Pokémon Go’s creators, Niantic, Inc., are Google Earth and Google Maps veterans. In 2012 they created another location-based game called Ingress, which was also a method of data collection and actually provided most of the data for Pokémon Go’s creation. Ingress was based on users capturing “portals”, which were historical sites and public areas that were determined as such by using Google Earth photos. Originally, the sites were chosen by Niantic, but they later encouraged users to submit their own recommendations for sites. About 15 million sites were suggested. The data behind these portals determined the location of “PokéStops” later on. Niantic used data from Google Earth, weather, urban planning, Google Maps, and the data generated by Ingress and its users to determine where each Pokémon should appear. This is why it feels so real.

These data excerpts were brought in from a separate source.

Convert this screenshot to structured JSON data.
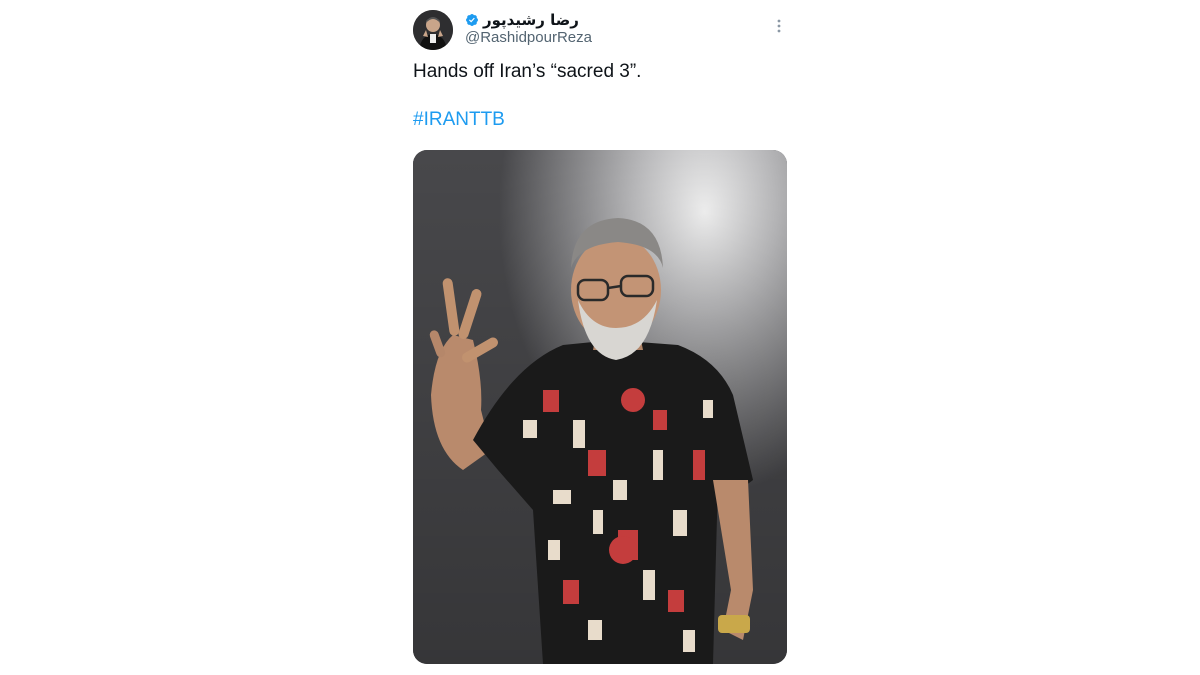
{
  "tweet": {
    "author": {
      "display_name": "رضا رشیدپور",
      "handle": "@RashidpourReza",
      "verified": true,
      "avatar_icon": "profile-photo"
    },
    "more_icon": "more-options-icon",
    "text": "Hands off Iran’s “sacred 3”.",
    "hashtag": "#IRANTTB",
    "media": {
      "type": "photo",
      "alt_icon": "person-three-finger-gesture-photo"
    }
  },
  "colors": {
    "text_primary": "#0f1419",
    "text_secondary": "#536471",
    "link": "#1d9bf0",
    "verified": "#1d9bf0"
  }
}
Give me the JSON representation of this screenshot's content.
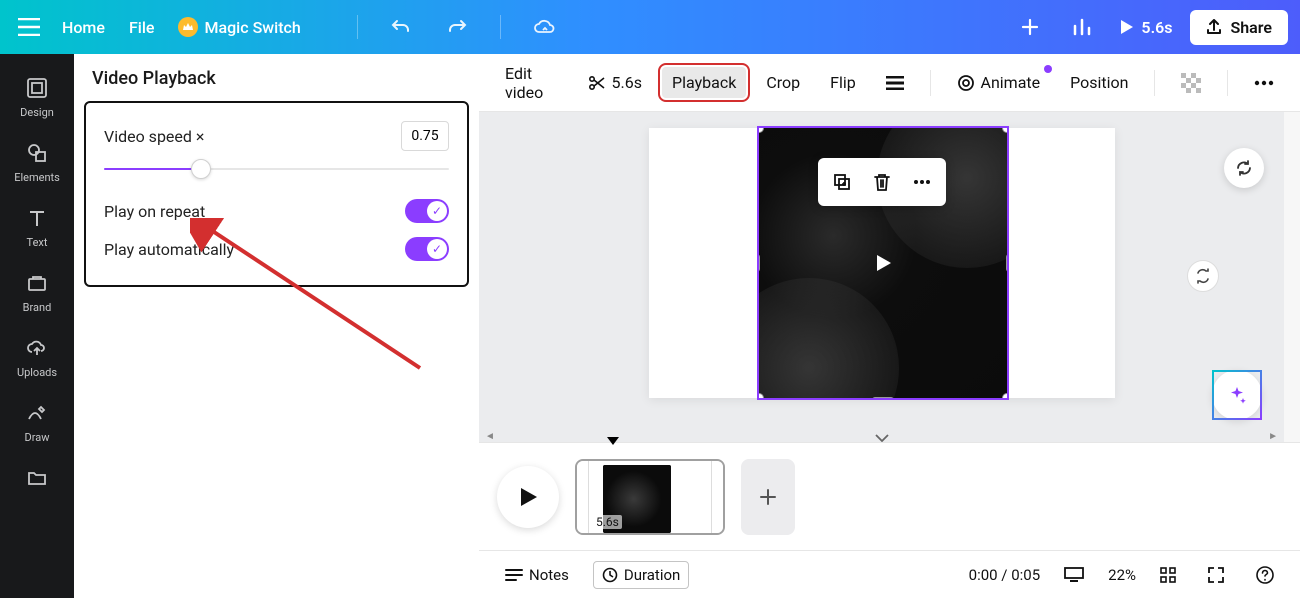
{
  "topbar": {
    "home": "Home",
    "file": "File",
    "magic_switch": "Magic Switch",
    "duration": "5.6s",
    "share": "Share"
  },
  "rail": {
    "design": "Design",
    "elements": "Elements",
    "text": "Text",
    "brand": "Brand",
    "uploads": "Uploads",
    "draw": "Draw"
  },
  "panel": {
    "title": "Video Playback",
    "speed_label": "Video speed ×",
    "speed_value": "0.75",
    "repeat_label": "Play on repeat",
    "auto_label": "Play automatically"
  },
  "tooltop": {
    "edit_video": "Edit video",
    "trim_duration": "5.6s",
    "playback": "Playback",
    "crop": "Crop",
    "flip": "Flip",
    "animate": "Animate",
    "position": "Position"
  },
  "timeline": {
    "clip_duration": "5.6s"
  },
  "statusbar": {
    "notes": "Notes",
    "duration": "Duration",
    "time": "0:00 / 0:05",
    "zoom": "22%"
  }
}
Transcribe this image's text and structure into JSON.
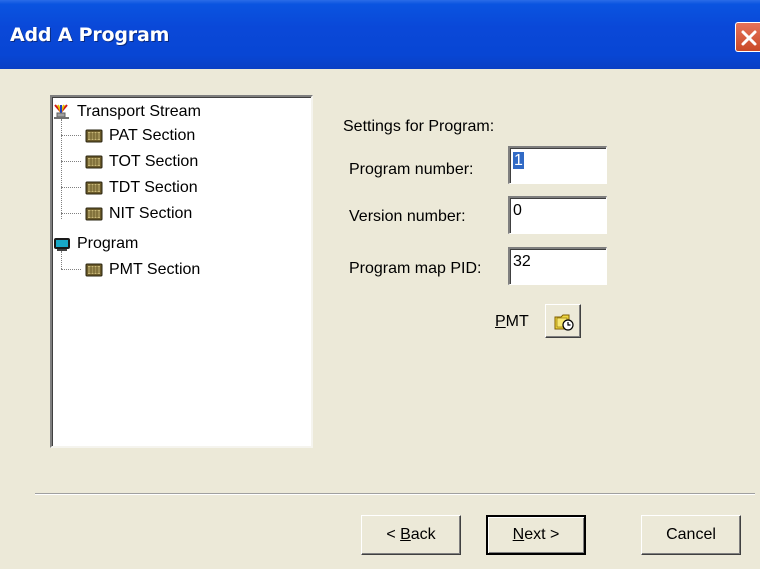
{
  "window": {
    "title": "Add A Program"
  },
  "tree": {
    "root": {
      "label": "Transport Stream",
      "icon": "transport-stream-icon",
      "children": [
        "PAT Section",
        "TOT Section",
        "TDT Section",
        "NIT Section"
      ]
    },
    "program": {
      "label": "Program",
      "icon": "program-icon",
      "children": [
        "PMT Section"
      ]
    }
  },
  "settings": {
    "heading": "Settings for Program:",
    "program_number_label": "Program number:",
    "program_number_value": "1",
    "version_number_label": "Version number:",
    "version_number_value": "0",
    "program_map_pid_label": "Program map PID:",
    "program_map_pid_value": "32",
    "pmt_label_underlined": "P",
    "pmt_label_rest": "MT"
  },
  "buttons": {
    "back_prefix": "< ",
    "back_underlined": "B",
    "back_rest": "ack",
    "next_underlined": "N",
    "next_rest": "ext >",
    "cancel": "Cancel"
  }
}
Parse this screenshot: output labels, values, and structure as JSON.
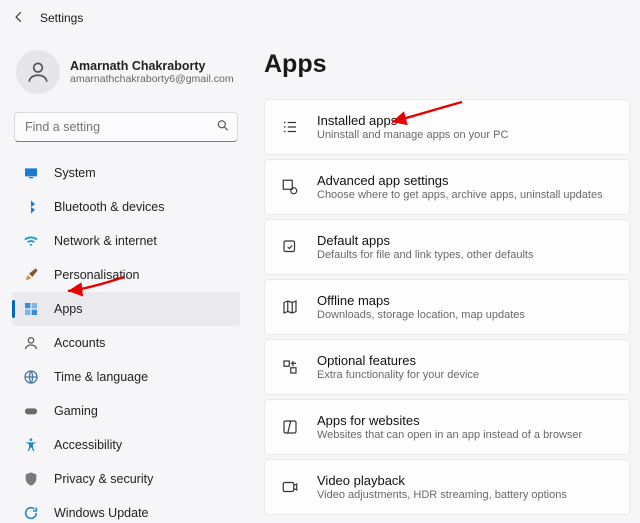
{
  "window": {
    "title": "Settings"
  },
  "account": {
    "name": "Amarnath Chakraborty",
    "email": "amarnathchakraborty6@gmail.com"
  },
  "search": {
    "placeholder": "Find a setting"
  },
  "sidebar": {
    "items": [
      {
        "label": "System"
      },
      {
        "label": "Bluetooth & devices"
      },
      {
        "label": "Network & internet"
      },
      {
        "label": "Personalisation"
      },
      {
        "label": "Apps"
      },
      {
        "label": "Accounts"
      },
      {
        "label": "Time & language"
      },
      {
        "label": "Gaming"
      },
      {
        "label": "Accessibility"
      },
      {
        "label": "Privacy & security"
      },
      {
        "label": "Windows Update"
      }
    ],
    "selected_index": 4
  },
  "page": {
    "title": "Apps"
  },
  "cards": [
    {
      "title": "Installed apps",
      "desc": "Uninstall and manage apps on your PC"
    },
    {
      "title": "Advanced app settings",
      "desc": "Choose where to get apps, archive apps, uninstall updates"
    },
    {
      "title": "Default apps",
      "desc": "Defaults for file and link types, other defaults"
    },
    {
      "title": "Offline maps",
      "desc": "Downloads, storage location, map updates"
    },
    {
      "title": "Optional features",
      "desc": "Extra functionality for your device"
    },
    {
      "title": "Apps for websites",
      "desc": "Websites that can open in an app instead of a browser"
    },
    {
      "title": "Video playback",
      "desc": "Video adjustments, HDR streaming, battery options"
    }
  ],
  "annotation": {
    "arrow_color": "#e60000"
  }
}
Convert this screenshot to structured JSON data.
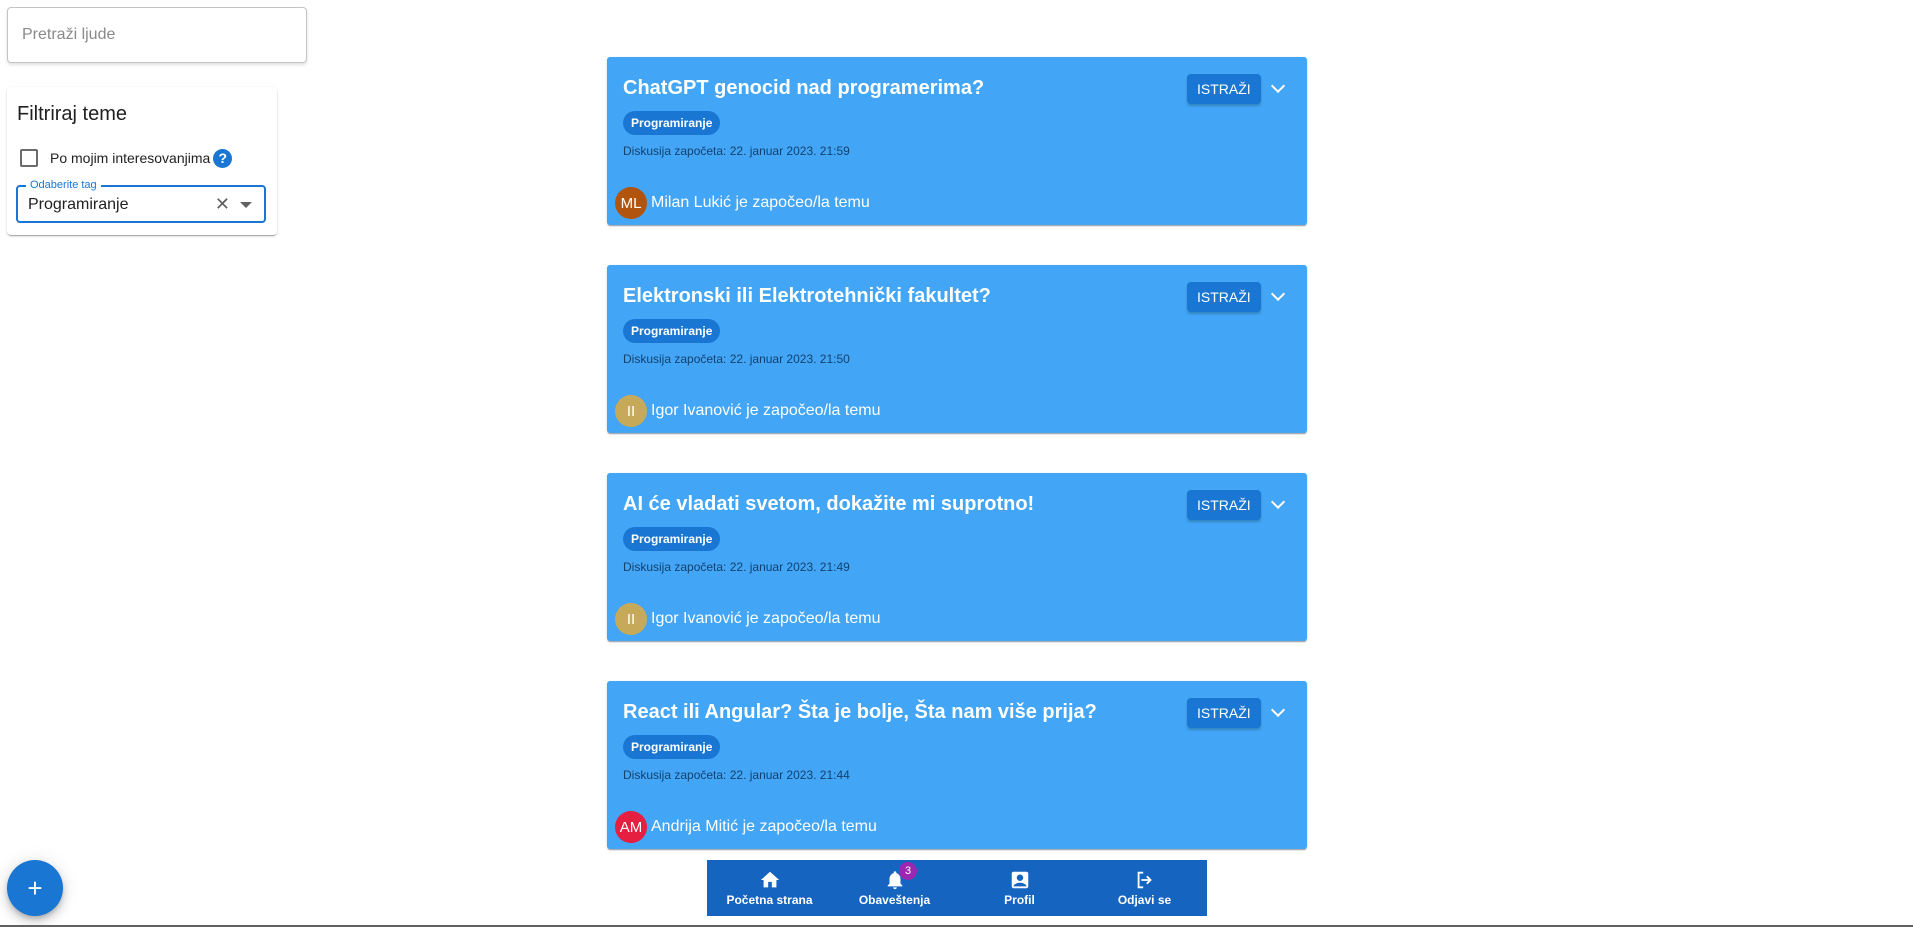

Smart Data was not just the material for creating the game, it is also the result of it. The app is generating huge amounts of data about its users—mainly their location and movement patterns, but also has access to a lot of information in a person’s phone. All this data is great for business. Forbes wrote an article on the huge business potential generated by Pokémon Go. There are restaurants and shops that ended up with a “PokéStops” status and are taking full advantage of it by attracting app users and potential customers. Others that were not as lucky to be “PokéStops” can buy “lures” and attract Pokémon to their location, therefore attracting users. Since users want to use the Wi-Fi there, businesses can request for them to log in and gather a lot of data on customers. The challenge will be to be able to analyze the data generated and turn it into actionable insights. That’s when Business Intelligence and Smart Data Discovery solutions jump in.